Sunday, November 5, 2023

Anniversary: November 5, 1995

 On November 5th of 1995, I went crazy, bonkers, insane, out of my mind. Literally.

I once heard Kurt Vonnegut, author of Slaughterhouse Five and other sixties (and seventies) classics, talk about his family history of mental illness. “Bats in the belfry,” he said cheerfully. I loved his bluntness. I don’t judge anyone else’s sensibilities, but I personally don’t like euphemisms, if for no other reason than that they don’t have the intended effect. New terms for old conditions can’t keep up with popular culture turning them into insults.


So on that first Sunday in November (I’m on deadline here), I stood outside the kitchen in the warm autumn sunshine as a kind older mother combed out my long hair to remove head lice nits. I stayed home from church, a very rare occurence, because some of our family were infected with lice. Later that afternoon I started wandering around the house making no sense to anyone but myself. I was convinced evil men were trying to kidnap my daughter. I thought I could read Jim’s mind by studying his facial expressions (and did pretty well with that). When my bizarre behavior escalated a good friend took me to her house. Later a few friends drove me on Route 2, a four-lane highway, to Lahey Hospital. On the way I unbuckled my seatbelt and said I’d get out. Luckily I still could be persuaded by my friend as she said, “You don’t have to do this, Mary,” reaching across my body and calmly buckling me back in the minivan seat.

I spent several hours in the emergency room and then about four days in the psychiatric unit on the 5th floor of Waltham Hospital. I was so naïve that it took me a day to realize the doors were locked.

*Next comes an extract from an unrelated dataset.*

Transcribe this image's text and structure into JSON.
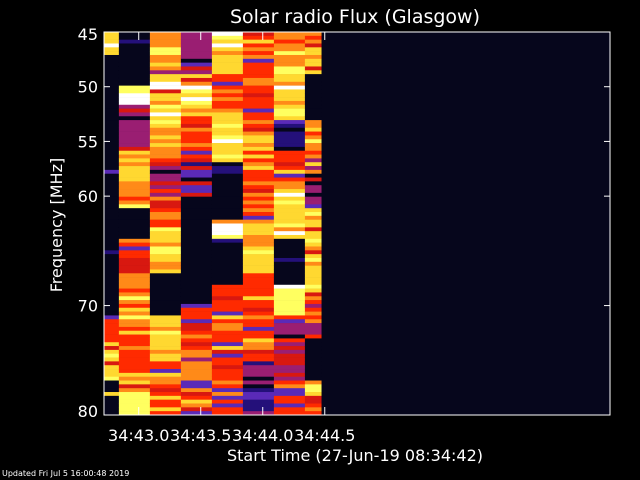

It was a memorable weekend. I review parts of it most weeks at the newcomers meeting of my support group: DBSA Boston: Depression Bipolar Support Alliance. Just this past Wednesday I told part of my story again. Later, as the other Zoom participants introduced themselves, a young woman thanked me for my story. It gave her hope to hear me share and see that I had survived and flourished despite my illness.


When I woke up from the anti-psychotic-drug-induced sleep twenty years ago, I was in my right mind and shattered. I knew no one, NO ONE, with mental illness. Intellectual disability, (we respectfully called it mental retardation in my childhood), I was intimately aware of. My little brother, Michael, was born severely disabled and I lived with him daily. I knew his classmates and later I trained as a special education teacher.

But I had no such history with mental illness. Soon after my first hospitalization, a woman we met at church generously shared her experiences with Jim and me. I vowed that I would be open about my illness. I wanted to be the person a 'young Mary Johnston’ could turn to. I often have that privilege at DBSA Boston.

I talked on the phone today with my brother, who has been sober for as long as I’ve been married. He started an NA (Narcotics Anonymous) meeting in Butler, PA, many years ago. He told me, with passion, about a man he knew whose life was changed by NA. It reminded me of something I sometimes forget in the administrative throes of being president of DBSA Boston. We do what we do because it changes lives. It makes a difference. That’s what we are here for.